Диковинное имя. В Ильгоде таких не бывает. Надо ей ответить, как подобает, раз уж выспросил имя, а с ним и право позвать в трудный миг.
– Меня по имени – Яр, – сказал он. – Как волхвом стану, буду зваться Зарецким.
– Очень приятно, – зачем-то сказала волхвица по имени Лидия. Наморщила лоб, словно что-то припоминала, и спросила: – Выходит, ты родился весной?
Яр кивнул. Вестимо, весной. В другое время другие имена дают.
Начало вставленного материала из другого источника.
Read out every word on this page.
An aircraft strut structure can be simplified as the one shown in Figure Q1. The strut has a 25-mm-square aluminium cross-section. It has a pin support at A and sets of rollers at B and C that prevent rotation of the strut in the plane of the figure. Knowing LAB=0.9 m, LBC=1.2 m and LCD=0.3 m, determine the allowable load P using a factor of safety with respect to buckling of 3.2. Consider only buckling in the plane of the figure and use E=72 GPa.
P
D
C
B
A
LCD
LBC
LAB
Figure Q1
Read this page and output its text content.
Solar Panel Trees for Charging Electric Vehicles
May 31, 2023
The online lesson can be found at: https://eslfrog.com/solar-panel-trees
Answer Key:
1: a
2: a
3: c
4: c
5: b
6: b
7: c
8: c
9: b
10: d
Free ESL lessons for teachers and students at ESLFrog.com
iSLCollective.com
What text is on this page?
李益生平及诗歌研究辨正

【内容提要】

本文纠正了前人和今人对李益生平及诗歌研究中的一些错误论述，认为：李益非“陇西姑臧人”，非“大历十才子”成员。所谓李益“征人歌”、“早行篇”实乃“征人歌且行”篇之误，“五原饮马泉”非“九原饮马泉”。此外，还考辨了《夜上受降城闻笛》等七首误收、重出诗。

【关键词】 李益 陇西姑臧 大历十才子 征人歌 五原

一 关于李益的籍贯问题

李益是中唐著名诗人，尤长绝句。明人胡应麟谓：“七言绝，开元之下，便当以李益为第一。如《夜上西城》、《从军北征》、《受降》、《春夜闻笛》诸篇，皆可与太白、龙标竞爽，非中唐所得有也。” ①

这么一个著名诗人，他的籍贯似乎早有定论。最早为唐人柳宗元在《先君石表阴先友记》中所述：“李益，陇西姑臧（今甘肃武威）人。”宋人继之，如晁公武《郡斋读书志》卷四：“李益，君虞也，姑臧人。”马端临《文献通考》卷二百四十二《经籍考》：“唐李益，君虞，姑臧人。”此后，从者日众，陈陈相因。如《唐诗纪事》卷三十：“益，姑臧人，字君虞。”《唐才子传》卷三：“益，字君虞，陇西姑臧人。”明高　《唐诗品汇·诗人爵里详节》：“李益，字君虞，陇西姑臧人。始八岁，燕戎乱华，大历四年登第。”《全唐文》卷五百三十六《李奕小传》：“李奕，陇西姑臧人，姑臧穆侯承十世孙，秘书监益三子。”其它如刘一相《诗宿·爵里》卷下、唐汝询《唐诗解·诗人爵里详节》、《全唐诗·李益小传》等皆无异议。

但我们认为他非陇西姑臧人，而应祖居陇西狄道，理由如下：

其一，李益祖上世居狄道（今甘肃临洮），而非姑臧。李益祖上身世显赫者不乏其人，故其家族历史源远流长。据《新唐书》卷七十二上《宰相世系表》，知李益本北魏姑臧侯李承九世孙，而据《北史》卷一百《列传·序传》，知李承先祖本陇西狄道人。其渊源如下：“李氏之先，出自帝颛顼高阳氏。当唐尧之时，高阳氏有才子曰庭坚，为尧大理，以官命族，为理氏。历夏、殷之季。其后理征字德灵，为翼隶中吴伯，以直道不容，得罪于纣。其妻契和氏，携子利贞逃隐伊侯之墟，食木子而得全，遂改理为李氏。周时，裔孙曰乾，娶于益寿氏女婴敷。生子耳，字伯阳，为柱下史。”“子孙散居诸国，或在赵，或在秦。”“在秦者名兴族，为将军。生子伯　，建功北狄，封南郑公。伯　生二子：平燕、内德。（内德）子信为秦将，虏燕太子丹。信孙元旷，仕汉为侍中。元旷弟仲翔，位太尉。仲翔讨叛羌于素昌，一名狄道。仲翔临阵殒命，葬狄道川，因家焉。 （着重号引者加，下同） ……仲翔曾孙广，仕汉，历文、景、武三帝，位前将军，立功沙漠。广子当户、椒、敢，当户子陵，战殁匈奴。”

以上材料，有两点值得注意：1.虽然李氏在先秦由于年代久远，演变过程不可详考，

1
– Понятно… – Лидия вдруг встрепенулась, будто пытаясь согреться посреди зимнего холода. – Пойдём-ка отсюда. Тут не самое лучшее место для беседы, так что поговорим в машине, хорошо?
Яр не понял и половины её стремительных слов, но ведь Драган велел во всём ей повиноваться, пусть и не брал в том клятвы. Лидия шла через лес осторожно, то и дело оглядываясь, будто волновалась, что с Яром что-нибудь случится. Холодная черта осталась уже далеко позади, а с нею вместе – и схлынувшая боль. Пробуя силы, Яр зажёг в ладони крохотный язычок пламени; чары подчинились неохотно, то ли из-за слабости, то ли мешала близость края мира. Лидия, приметив волшебный огонь, нахмурила прямые яркие брови.